Reward Structures. A middle school teacher’s day is filled with both academic and extra-curricular duties, with little time left for planning or for professional development. Research has shown that the most compelling reason for teachers to engage in professional development is the intrinsic reward they get from doing so. They must feel that the time they are spending is worthwhile. According to Elmore, “school personnel are more likely to work collaboratively to improve performance if the work itself is rewarding and if the external rewards support and reinforce work that is regarded as instrumental to increased quality and performance” (2002, p. 21). This places a great responsibility on us to provide teachers with something of value that will help them in their own teaching. In addition, extrinsic rewards are important for showing teachers that the time and effort they expend is valued. To meet the obligation of providing an experience that teachers consider to be both of value to them and valued by others, we must keep teachers’ needs in the forefront at all times.
There are a number of approaches that we will take to ensure that the professional development we design takes teachers’ needs into account. In the end, our professional development must fit within existing organizational structures including the time that is available to teachers. What we are trying to learn now is how each of these elements, including the consideration of reward structures and the need to work within existing professional development networks and time constraints, is related to successful professional development. Our efforts to date focus on the following:
Data-driven professional development. Teachers are involved in active analysis of their curriculum, teaching, and student performance data and the possible relationships among them rather than being presented with information on general teaching methods. (See Falk, 2001; Smith, 2001; and Wilson & Berne, 1999, for discussions of data-driven professional development.) The use of their own textbooks and videotapes of their own teaching have enhanced teachers’ engagement in the workshops.
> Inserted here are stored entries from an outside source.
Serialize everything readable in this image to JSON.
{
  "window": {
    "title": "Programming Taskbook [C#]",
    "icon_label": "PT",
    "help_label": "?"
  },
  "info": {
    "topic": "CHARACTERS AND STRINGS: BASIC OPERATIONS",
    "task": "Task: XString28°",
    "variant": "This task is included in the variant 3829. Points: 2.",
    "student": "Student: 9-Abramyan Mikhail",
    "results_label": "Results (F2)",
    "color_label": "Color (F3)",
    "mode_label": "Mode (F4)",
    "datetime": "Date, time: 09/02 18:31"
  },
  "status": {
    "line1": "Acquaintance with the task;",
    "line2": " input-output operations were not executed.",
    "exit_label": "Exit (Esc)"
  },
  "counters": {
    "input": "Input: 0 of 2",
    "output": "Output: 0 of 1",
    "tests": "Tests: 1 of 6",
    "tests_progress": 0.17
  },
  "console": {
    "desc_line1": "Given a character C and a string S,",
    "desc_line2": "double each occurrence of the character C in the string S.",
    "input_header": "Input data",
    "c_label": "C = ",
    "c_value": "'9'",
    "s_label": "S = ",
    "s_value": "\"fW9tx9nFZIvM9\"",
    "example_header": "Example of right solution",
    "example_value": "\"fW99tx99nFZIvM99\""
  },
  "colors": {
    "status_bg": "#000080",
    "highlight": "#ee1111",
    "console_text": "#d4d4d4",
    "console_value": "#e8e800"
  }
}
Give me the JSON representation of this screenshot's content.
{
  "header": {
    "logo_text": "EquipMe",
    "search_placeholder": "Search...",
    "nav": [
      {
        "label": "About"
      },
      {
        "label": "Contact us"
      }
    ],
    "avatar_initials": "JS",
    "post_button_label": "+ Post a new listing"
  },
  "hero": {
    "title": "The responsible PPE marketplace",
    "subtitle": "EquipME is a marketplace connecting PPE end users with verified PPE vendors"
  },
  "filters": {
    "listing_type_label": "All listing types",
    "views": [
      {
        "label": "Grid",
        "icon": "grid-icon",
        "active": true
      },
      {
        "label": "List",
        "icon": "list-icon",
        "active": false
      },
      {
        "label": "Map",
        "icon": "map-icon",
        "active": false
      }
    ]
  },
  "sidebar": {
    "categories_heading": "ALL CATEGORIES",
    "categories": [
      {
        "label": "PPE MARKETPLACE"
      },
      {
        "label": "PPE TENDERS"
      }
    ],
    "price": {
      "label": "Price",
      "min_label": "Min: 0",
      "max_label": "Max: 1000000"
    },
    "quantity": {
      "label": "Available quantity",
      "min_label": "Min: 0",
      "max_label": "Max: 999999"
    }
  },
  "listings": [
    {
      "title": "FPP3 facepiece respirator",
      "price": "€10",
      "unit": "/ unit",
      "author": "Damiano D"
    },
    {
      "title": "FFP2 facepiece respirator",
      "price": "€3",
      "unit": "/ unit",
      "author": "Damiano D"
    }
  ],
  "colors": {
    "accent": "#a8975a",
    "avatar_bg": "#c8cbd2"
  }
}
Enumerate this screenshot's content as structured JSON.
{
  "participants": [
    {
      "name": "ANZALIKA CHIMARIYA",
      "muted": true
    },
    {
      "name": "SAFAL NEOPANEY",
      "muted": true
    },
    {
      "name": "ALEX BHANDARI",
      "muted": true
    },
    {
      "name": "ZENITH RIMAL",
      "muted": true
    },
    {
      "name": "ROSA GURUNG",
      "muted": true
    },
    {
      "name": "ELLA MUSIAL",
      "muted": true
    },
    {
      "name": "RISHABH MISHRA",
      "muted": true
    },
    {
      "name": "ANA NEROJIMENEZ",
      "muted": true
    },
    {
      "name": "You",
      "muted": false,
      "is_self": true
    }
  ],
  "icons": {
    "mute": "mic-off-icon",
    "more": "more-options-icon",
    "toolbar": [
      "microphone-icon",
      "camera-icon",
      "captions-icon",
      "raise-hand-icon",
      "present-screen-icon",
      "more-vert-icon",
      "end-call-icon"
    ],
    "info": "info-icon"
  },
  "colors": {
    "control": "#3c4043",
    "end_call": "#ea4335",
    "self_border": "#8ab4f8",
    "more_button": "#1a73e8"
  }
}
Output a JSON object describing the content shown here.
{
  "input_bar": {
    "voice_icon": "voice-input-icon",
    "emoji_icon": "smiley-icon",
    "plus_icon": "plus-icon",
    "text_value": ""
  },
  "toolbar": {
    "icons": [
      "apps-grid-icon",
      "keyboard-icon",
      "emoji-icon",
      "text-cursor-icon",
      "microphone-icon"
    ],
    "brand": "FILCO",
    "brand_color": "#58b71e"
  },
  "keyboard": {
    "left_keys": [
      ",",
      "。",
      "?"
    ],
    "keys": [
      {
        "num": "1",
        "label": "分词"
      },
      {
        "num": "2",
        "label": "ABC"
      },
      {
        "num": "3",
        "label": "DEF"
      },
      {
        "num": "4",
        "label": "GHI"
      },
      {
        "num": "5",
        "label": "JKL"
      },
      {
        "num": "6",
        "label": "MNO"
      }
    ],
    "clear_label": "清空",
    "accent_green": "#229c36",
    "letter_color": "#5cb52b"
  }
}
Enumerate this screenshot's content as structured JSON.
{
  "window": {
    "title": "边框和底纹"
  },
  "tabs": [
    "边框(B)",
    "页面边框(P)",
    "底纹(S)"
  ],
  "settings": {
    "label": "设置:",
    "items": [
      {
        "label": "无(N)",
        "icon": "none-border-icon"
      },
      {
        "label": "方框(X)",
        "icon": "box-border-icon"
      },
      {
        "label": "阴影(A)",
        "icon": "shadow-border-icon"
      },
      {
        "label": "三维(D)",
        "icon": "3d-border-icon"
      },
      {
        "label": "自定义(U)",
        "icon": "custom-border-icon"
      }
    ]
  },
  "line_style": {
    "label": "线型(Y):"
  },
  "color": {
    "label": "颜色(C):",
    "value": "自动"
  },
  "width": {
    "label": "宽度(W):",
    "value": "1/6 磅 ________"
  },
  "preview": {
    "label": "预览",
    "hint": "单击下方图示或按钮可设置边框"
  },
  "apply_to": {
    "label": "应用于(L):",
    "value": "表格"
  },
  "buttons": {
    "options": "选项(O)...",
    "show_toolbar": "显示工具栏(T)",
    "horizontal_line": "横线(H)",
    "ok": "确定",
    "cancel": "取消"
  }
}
Professional development schedule. Because of the limited amount of time available during the school year, most of our professional development so far has taken place during the summer. Even then, one week is the maximum time that most teachers can spend. School-year workshops have been more difficult to organize, especially when there are few professional development days available and those are used by districts for their own specific activities. In addition, schools are reluctant, even with offers to pay for substitute teachers, to release teachers for a day. In one district we have been successful scheduling some sessions during district-wide professional development days, whereas in other districts we have used evenings. We are also experimenting with homework activities, but these place large burdens on teachers after having already spent a full day in school.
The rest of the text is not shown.